ATLAS Update 3

2012 JUN 30

[The Tunguska asteroid impact in 1908 knocked down and burned trees over an area the size of a large city. Image credit: public domain. From]
The Tunguska asteroid impact in 1908 knocked
down and burned trees over an area the size of
a large city.

Today marks 104 years since the Tunguska asteroid impact in Siberia. Actually, it wasn't even an impact - the object was too small and fragile to make it to the surface - but the blast wave from the explosion a few miles above the Earth's surface knocked down trees over an area of over 2,000 square kilometers (over 800 sq mi). This was no nuclear explosion but it carried an energy equivalent to about 1,000x the bomb that was dropped on Hiroshima.
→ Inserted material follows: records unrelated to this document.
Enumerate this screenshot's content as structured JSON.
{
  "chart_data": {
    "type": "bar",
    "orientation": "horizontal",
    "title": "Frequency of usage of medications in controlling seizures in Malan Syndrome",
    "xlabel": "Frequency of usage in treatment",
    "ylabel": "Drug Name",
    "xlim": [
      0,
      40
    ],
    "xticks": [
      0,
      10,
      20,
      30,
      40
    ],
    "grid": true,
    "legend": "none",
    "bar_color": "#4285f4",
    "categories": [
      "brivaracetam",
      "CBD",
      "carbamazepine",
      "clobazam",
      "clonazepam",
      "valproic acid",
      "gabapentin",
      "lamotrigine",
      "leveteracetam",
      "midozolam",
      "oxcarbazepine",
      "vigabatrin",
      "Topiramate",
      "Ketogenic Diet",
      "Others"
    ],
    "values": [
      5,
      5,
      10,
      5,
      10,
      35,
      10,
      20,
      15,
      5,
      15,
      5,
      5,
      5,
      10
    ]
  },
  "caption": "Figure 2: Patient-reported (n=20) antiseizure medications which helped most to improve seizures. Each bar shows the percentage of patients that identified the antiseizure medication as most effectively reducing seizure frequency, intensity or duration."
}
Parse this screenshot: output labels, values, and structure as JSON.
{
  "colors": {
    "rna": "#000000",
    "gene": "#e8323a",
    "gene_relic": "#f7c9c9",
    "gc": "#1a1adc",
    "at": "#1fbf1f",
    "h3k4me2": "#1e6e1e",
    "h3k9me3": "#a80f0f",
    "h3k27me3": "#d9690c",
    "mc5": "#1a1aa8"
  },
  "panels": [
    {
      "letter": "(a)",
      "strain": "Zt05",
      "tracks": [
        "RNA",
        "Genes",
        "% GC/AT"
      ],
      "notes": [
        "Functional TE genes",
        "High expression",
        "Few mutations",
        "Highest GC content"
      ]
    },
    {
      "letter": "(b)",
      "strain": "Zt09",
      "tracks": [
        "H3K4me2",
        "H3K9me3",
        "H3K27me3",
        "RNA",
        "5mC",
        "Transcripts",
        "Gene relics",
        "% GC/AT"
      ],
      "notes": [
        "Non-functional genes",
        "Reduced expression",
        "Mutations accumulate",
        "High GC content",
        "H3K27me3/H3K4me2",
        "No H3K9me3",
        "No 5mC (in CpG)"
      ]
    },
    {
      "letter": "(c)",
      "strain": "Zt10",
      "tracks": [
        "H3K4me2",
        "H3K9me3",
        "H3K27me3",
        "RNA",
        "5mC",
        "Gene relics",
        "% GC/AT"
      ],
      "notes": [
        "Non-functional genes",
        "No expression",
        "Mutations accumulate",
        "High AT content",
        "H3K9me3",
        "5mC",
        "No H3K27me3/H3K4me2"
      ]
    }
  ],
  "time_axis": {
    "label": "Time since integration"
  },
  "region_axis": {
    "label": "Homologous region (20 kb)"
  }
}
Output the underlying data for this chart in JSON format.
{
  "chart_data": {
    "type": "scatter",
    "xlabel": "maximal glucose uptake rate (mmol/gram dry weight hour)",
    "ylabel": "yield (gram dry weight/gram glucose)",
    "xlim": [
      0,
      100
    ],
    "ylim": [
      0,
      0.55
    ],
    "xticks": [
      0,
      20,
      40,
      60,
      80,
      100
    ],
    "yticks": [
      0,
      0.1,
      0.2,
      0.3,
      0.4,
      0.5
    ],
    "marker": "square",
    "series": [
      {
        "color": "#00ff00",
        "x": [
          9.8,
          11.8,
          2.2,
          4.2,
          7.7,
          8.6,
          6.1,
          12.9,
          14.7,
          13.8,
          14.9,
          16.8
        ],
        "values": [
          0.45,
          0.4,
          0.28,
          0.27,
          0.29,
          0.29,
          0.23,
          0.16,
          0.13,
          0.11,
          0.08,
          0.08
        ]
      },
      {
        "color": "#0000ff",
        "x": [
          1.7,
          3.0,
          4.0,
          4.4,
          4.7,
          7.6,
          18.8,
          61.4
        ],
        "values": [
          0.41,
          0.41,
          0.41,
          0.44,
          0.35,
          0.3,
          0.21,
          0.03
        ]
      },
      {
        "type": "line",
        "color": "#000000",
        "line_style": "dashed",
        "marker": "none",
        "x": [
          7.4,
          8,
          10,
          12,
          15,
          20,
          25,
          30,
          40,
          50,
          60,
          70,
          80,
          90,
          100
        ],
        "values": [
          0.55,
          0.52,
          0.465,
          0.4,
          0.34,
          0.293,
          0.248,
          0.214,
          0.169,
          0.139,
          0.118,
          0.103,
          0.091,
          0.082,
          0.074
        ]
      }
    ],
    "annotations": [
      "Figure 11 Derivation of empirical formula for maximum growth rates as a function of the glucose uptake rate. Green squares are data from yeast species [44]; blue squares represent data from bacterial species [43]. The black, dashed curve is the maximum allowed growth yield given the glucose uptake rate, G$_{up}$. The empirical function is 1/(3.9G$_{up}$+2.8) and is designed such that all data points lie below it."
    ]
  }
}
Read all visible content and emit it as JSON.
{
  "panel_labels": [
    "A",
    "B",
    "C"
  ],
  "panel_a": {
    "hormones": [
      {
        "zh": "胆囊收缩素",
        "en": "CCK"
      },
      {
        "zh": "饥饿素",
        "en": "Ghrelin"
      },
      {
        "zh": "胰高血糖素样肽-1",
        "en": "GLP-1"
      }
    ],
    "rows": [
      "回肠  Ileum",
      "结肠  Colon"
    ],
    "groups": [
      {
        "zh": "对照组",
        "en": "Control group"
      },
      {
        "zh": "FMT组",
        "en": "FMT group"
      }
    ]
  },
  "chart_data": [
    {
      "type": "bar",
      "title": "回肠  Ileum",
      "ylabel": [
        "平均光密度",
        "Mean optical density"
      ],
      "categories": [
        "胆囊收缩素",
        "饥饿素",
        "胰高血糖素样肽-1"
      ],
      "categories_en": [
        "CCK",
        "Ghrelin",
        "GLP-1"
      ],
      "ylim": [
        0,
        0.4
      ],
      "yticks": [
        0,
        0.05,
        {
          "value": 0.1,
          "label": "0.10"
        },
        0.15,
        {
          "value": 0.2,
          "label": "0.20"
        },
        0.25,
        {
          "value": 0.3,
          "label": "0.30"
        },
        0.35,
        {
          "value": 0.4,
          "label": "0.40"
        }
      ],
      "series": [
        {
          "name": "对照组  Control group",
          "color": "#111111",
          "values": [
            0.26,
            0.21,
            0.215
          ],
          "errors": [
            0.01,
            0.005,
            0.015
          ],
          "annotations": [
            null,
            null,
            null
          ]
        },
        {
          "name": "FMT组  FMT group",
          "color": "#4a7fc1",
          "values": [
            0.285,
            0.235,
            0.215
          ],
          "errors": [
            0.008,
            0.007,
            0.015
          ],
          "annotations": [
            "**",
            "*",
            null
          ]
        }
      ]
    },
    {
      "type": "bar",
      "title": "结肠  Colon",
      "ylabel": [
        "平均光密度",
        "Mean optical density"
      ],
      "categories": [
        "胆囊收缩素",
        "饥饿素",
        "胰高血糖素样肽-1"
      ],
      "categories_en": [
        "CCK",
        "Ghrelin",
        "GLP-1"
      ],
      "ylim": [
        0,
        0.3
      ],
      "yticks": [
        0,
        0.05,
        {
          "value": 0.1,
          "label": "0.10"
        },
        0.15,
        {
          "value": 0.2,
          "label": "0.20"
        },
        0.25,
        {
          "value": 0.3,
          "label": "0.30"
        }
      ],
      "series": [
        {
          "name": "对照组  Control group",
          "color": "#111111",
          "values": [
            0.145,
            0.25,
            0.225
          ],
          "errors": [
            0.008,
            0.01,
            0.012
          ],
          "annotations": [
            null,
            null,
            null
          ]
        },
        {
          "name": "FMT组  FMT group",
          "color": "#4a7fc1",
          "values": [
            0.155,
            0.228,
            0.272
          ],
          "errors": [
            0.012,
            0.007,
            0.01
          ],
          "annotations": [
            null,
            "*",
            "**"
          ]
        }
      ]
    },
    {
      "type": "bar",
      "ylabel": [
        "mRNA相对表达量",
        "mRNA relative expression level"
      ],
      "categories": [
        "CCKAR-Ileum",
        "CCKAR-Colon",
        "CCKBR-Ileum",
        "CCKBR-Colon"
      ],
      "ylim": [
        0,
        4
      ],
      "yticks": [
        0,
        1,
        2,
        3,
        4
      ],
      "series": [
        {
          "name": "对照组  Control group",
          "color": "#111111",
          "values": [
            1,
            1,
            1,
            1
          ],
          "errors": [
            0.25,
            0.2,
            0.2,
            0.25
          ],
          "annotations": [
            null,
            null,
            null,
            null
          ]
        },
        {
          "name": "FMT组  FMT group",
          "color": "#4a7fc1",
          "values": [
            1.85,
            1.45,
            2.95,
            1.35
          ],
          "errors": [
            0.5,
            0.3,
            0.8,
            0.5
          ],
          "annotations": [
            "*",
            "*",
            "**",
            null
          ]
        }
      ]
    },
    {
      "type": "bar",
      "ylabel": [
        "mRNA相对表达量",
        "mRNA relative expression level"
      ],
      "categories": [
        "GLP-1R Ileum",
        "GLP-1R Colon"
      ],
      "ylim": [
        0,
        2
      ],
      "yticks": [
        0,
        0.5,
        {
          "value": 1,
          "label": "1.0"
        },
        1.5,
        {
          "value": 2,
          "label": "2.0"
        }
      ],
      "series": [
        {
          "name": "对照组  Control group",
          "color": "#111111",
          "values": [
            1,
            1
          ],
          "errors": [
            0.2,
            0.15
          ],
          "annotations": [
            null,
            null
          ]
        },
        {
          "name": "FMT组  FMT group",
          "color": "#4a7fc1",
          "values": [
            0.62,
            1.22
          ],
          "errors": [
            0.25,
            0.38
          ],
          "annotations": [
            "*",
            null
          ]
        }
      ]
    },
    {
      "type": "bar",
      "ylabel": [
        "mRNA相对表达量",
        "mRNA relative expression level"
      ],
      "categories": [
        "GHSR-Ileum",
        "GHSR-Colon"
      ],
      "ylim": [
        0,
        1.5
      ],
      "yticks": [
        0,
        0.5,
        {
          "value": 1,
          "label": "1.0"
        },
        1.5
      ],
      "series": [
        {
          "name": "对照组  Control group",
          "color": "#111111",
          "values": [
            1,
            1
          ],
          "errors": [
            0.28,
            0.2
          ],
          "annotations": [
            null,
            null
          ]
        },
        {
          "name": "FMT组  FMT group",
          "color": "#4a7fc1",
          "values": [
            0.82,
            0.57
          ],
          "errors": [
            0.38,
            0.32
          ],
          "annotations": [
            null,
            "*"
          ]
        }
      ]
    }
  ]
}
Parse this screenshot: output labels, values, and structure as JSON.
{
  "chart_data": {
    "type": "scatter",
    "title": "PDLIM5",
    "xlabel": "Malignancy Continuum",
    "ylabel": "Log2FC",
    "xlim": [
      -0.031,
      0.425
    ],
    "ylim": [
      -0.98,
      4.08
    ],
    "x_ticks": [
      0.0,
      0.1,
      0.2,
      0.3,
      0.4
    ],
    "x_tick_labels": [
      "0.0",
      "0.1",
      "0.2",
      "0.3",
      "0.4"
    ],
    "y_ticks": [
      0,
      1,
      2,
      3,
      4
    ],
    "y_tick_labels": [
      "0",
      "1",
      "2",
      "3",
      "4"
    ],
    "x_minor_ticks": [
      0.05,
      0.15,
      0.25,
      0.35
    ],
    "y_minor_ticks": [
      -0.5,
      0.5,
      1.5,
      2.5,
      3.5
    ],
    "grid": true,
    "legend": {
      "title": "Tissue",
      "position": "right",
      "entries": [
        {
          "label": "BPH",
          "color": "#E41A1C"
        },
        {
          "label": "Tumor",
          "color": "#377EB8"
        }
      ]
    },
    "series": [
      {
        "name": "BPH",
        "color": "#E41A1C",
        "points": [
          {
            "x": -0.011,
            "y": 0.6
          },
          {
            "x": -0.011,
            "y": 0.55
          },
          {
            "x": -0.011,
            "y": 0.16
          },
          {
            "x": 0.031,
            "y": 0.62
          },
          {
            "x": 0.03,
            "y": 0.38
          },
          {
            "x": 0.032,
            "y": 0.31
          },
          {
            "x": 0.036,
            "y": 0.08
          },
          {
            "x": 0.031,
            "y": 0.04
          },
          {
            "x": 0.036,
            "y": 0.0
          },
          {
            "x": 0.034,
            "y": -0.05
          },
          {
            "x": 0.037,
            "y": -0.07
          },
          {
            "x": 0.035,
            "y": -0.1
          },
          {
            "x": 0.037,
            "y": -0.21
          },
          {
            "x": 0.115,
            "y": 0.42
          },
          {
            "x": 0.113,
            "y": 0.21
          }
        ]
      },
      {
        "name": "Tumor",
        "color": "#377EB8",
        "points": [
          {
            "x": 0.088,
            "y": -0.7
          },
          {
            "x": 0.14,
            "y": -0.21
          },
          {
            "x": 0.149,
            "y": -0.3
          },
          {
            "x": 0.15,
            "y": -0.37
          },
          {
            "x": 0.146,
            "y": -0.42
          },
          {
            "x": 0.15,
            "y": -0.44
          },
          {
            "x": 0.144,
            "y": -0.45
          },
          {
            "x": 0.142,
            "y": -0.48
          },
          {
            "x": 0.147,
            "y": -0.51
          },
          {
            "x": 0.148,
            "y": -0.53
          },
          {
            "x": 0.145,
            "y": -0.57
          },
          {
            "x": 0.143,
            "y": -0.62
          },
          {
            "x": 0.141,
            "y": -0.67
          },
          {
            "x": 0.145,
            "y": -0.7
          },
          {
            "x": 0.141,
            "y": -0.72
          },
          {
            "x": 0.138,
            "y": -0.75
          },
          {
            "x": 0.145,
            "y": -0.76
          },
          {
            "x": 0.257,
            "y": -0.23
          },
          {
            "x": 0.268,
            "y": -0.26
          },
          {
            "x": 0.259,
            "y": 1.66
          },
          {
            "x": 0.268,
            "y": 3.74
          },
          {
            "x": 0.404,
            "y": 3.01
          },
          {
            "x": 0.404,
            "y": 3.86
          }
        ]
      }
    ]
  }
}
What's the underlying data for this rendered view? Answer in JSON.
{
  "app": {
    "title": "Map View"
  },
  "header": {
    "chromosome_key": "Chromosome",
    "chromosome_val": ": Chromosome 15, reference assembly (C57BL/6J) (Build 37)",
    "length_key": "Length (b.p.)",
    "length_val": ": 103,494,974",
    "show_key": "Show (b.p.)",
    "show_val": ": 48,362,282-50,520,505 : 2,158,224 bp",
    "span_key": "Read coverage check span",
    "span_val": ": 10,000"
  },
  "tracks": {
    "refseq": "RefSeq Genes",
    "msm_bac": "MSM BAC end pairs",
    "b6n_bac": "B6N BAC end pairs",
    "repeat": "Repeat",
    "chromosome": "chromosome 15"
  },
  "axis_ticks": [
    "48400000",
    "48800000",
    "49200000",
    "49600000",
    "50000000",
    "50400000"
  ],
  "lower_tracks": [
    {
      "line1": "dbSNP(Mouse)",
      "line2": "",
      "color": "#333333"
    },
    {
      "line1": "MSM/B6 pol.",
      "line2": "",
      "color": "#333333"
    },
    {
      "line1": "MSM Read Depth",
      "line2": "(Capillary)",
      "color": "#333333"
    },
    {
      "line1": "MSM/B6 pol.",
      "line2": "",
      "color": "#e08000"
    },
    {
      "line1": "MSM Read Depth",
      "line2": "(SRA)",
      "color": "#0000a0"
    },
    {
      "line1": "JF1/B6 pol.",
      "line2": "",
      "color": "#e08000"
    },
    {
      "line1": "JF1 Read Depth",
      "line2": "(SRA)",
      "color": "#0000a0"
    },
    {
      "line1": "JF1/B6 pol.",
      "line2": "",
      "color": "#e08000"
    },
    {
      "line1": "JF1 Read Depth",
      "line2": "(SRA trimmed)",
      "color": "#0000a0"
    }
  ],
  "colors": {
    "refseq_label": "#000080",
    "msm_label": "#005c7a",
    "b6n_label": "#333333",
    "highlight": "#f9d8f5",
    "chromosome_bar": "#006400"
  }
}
Sixty five kilometers (about 40 miles) from the center of the explosion an eyewitness stated that "[...] I suddenly saw [...] the sky split in two and fire appeared high and wide over the forest. The split in the sky grew larger, and the entire northern side was covered with fire. At that moment I became so hot that I couldn't bear it, as if my shirt was on fire; from the northern side, where the fire was, came strong heat. I wanted to tear off my shirt and throw it down, but then the sky shut closed, and a strong thump sounded, and I was thrown a few metres. I lost my senses for a moment, but then my wife ran out and led me to the house. After that such noise came, as if rocks were falling or cannons were firing, the earth shook, and when I was on the ground, I pressed my head down, fearing rocks would smash it. When the sky opened up, hot wind raced between the houses, like from cannons, which left traces in the ground like pathways, and it damaged some crops. Later we saw that many windows were shattered, and in the barn a part of the iron lock snapped."*

That asteroid was only about 50 meters (160 feet) in diameter. If it had hit close to a populated area millions of lives would have been lost.

When ATLAS becomes operational in a few years it will identify asteroids like the Tunguska impactor about a week in advance of impact; assuming we can identify a source for the $3,000,000 to build it. There would be nothing we could do about avoiding the impact but ATLAS will provide early warning of the danger and allow people to be evacuated to safety. That was not the case for perhaps 10,000 people who perished in 1490 A.D. due to a shower of 'falling stones' according to Chinese records.#

* from N. V. Vasiliev, A. F. Kovalevsky, S. A. Razin, L. E. Epiktetova (1981). Eyewitness accounts of Tunguska (Crash)., Section 6, Item 4 as recorded in

# Yau, K., Weissman, P., and Yeomans, D. "Meteorite Falls in China and Some Related Human Casualty Events" in Meteoritics 29: 864-871.